Savunma mekanizmaları bunaltıyla başa çıkamadığı an, genellikle psikonevroz (nevroz) türünden bir rahatsızlık olarak sınıflandırılan bir bunaltı bozukluğu ortaya çıkabilir. Bu bozukluk, sürekli ya da nöbetler halindeki bir bunaltı duygusu ya da belirli durumlara ve nesnelere bağlı olmayan tanımsız bir korkuyla nitelenir; başlıca belirtileri uykusuzluk, öfke patlamaları, sinirlilik, sabırsızlık, kalp çarpıntıları ve ölüm ya da delirme korkusudur.
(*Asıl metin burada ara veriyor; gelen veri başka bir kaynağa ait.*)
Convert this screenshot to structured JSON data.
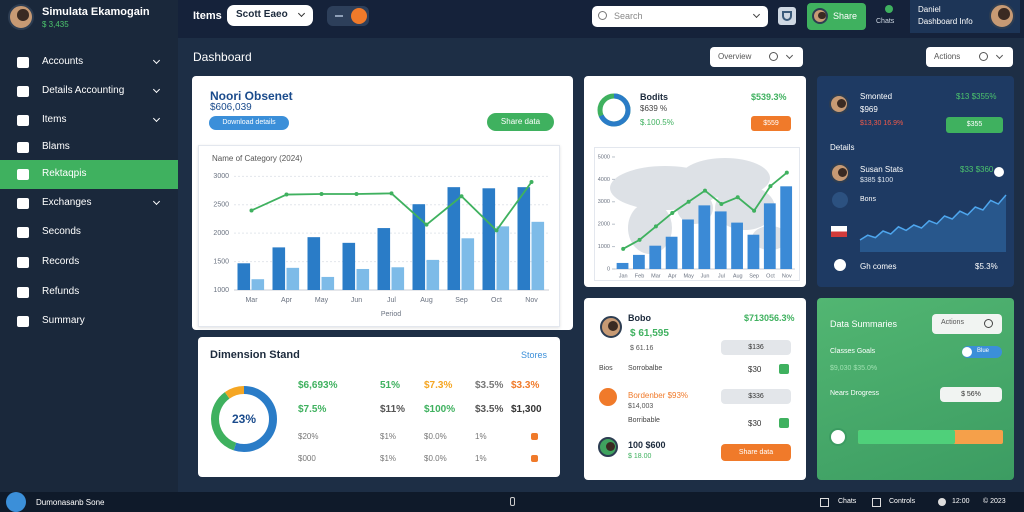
{
  "sidebar": {
    "user_name": "Simulata Ekamogain",
    "user_balance": "$ 3,435",
    "menu": [
      "Accounts",
      "Details Accounting",
      "Items",
      "Blams",
      "Rektaqpis",
      "Exchanges",
      "Seconds",
      "Records",
      "Refunds",
      "Summary"
    ],
    "active_index": 4
  },
  "topbar": {
    "label": "Items",
    "dropdown": "Scott Eaeo",
    "search": "Search",
    "share_button": "Share",
    "chats": "Chats",
    "profile_name": "Daniel",
    "profile_role": "Dashboard Info"
  },
  "page": {
    "title": "Dashboard",
    "overview_button": "Overview",
    "actions_button": "Actions"
  },
  "revenue_card": {
    "title": "Noori Obsenet",
    "amount": "$606,039",
    "left_button": "Download details",
    "right_button": "Share data",
    "chart": {
      "type": "bar",
      "title": "Name of Category (2024)",
      "categories": [
        "Mar",
        "Apr",
        "May",
        "Jun",
        "Jul",
        "Aug",
        "Sep",
        "Oct",
        "Nov"
      ],
      "series": [
        {
          "color": "#2a7cc7",
          "values": [
            1470,
            1750,
            1930,
            1830,
            2090,
            2510,
            2810,
            2790,
            2810
          ]
        },
        {
          "color": "#7dbbe8",
          "values": [
            1190,
            1390,
            1230,
            1370,
            1400,
            1530,
            1910,
            2120,
            2200
          ]
        },
        {
          "type": "line",
          "color": "#3fb15f",
          "values": [
            2400,
            2680,
            2690,
            2690,
            2700,
            2150,
            2650,
            2050,
            2900
          ]
        }
      ],
      "ylim": [
        1000,
        3200
      ],
      "yticks": [
        1000,
        1500,
        2000,
        2500,
        3000
      ],
      "grid": true,
      "x_label": "Period"
    }
  },
  "dimension_card": {
    "title": "Dimension Stand",
    "link": "Stores",
    "donut": {
      "values": [
        55,
        35,
        10
      ],
      "colors": [
        "#2a7cc7",
        "#3fb15f",
        "#f5a623"
      ],
      "center_label": "23%"
    },
    "rows": [
      [
        "$6,693%",
        "51%",
        "$7.3%",
        "$3.5%",
        "$3.3%"
      ],
      [
        "$7.5%",
        "$11%",
        "$100%",
        "$3.5%",
        "$1,300"
      ],
      [
        "$20%",
        "$1%",
        "$0.0%",
        "1%"
      ],
      [
        "$000",
        "$1%",
        "$0.0%",
        "1%"
      ]
    ]
  },
  "stats_card": {
    "title": "Bodits",
    "line1": "$639 %",
    "line2": "$.100.5%",
    "highlight": "$539.3%",
    "button": "$559",
    "chart": {
      "type": "bar",
      "categories": [
        "Jan",
        "Feb",
        "Mar",
        "Apr",
        "May",
        "Jun",
        "Jul",
        "Aug",
        "Sep",
        "Oct",
        "Nov"
      ],
      "series": [
        {
          "color": "#3b8ad6",
          "values": [
            270,
            630,
            1040,
            1440,
            2210,
            2840,
            2570,
            2070,
            1530,
            2930,
            3690
          ]
        },
        {
          "type": "line",
          "color": "#3fb15f",
          "values": [
            900,
            1300,
            1900,
            2500,
            3000,
            3500,
            2900,
            3200,
            2600,
            3700,
            4300
          ]
        }
      ],
      "ylim": [
        0,
        5400
      ],
      "yticks": [
        0,
        1000,
        2000,
        3000,
        4000,
        5000
      ],
      "grid": false
    }
  },
  "list_card": {
    "rows": [
      {
        "title": "Bobo",
        "amount": "$ 61,595",
        "sub": "$ 61.16",
        "highlight": "$713056.3%",
        "pill": "$136"
      },
      {
        "label": "Bios",
        "title": "Sorrobalbe",
        "value": "$30"
      },
      {
        "title": "Bordenber $93%",
        "sub": "$14,003",
        "pill": "$336"
      },
      {
        "title": "Borribable",
        "value": "$30"
      },
      {
        "title": "100 $600",
        "sub": "$ 18.00",
        "pill": "Share data"
      }
    ]
  },
  "profile_card": {
    "name": "Smonted",
    "amount": "$969",
    "change": "$13,30 16.9%",
    "gain": "$13 $355%",
    "button": "$355",
    "details": "Details",
    "person": "Susan Stats",
    "person_sub": "$385 $100",
    "person_value": "$33 $360",
    "bons": "Bons",
    "trend": {
      "values": [
        20,
        28,
        24,
        35,
        30,
        42,
        36,
        45,
        40,
        52,
        47,
        60,
        55,
        68,
        62,
        75,
        70,
        86,
        80,
        95
      ]
    },
    "footer_label": "Gh comes",
    "footer_value": "$5.3%"
  },
  "summary_card": {
    "title": "Data Summaries",
    "button": "Actions",
    "goals": "Classes Goals",
    "toggle": "Blue",
    "goals_value": "$9,030 $35.0%",
    "progress_label": "Nears Drogress",
    "progress_pill": "$ 56%",
    "progress": 67
  },
  "footer": {
    "app": "Dumonasanb Sone",
    "chats": "Chats",
    "controls": "Controls",
    "time": "12:00",
    "year": "© 2023"
  }
}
Bu korkuyu yenmek için gösterilen aşırı çaba genellikle yorgunluk ve bitkinliğe yol açar. Bazen bunaltı daha akut biçimde ortaya çıkar ve bulantı, ishal, sık sık işeme, çarpıntı, boğulma duygusu, baş dönmesi, el ayak uyuşmaları, terleme, gözbebeklerinin büyümesi, hızlı ve kısa soluk alma gibi fizyolojik belirtiler de görülebilir. Bu belirtiler birçok fizyolojik bozuklukta ve olağan stres ya da korku durumunda da görülebilir; ama herhangi bir organik bozukluk ya da hastalık söz konusu olmadığında, çoğu kişinin kolayca üstesinden gelebileceği bu tür belirtilerle baş edemeyen kişilerin durumu nevrotik olarak nitelenir.
Bunaltıyla ilişkili öbür bozukluklar hastalık hastalığı, histeri, saplantı-zorlantı (obsesif-kompulsif) nevrozu, fobiler ve şizofrenidir.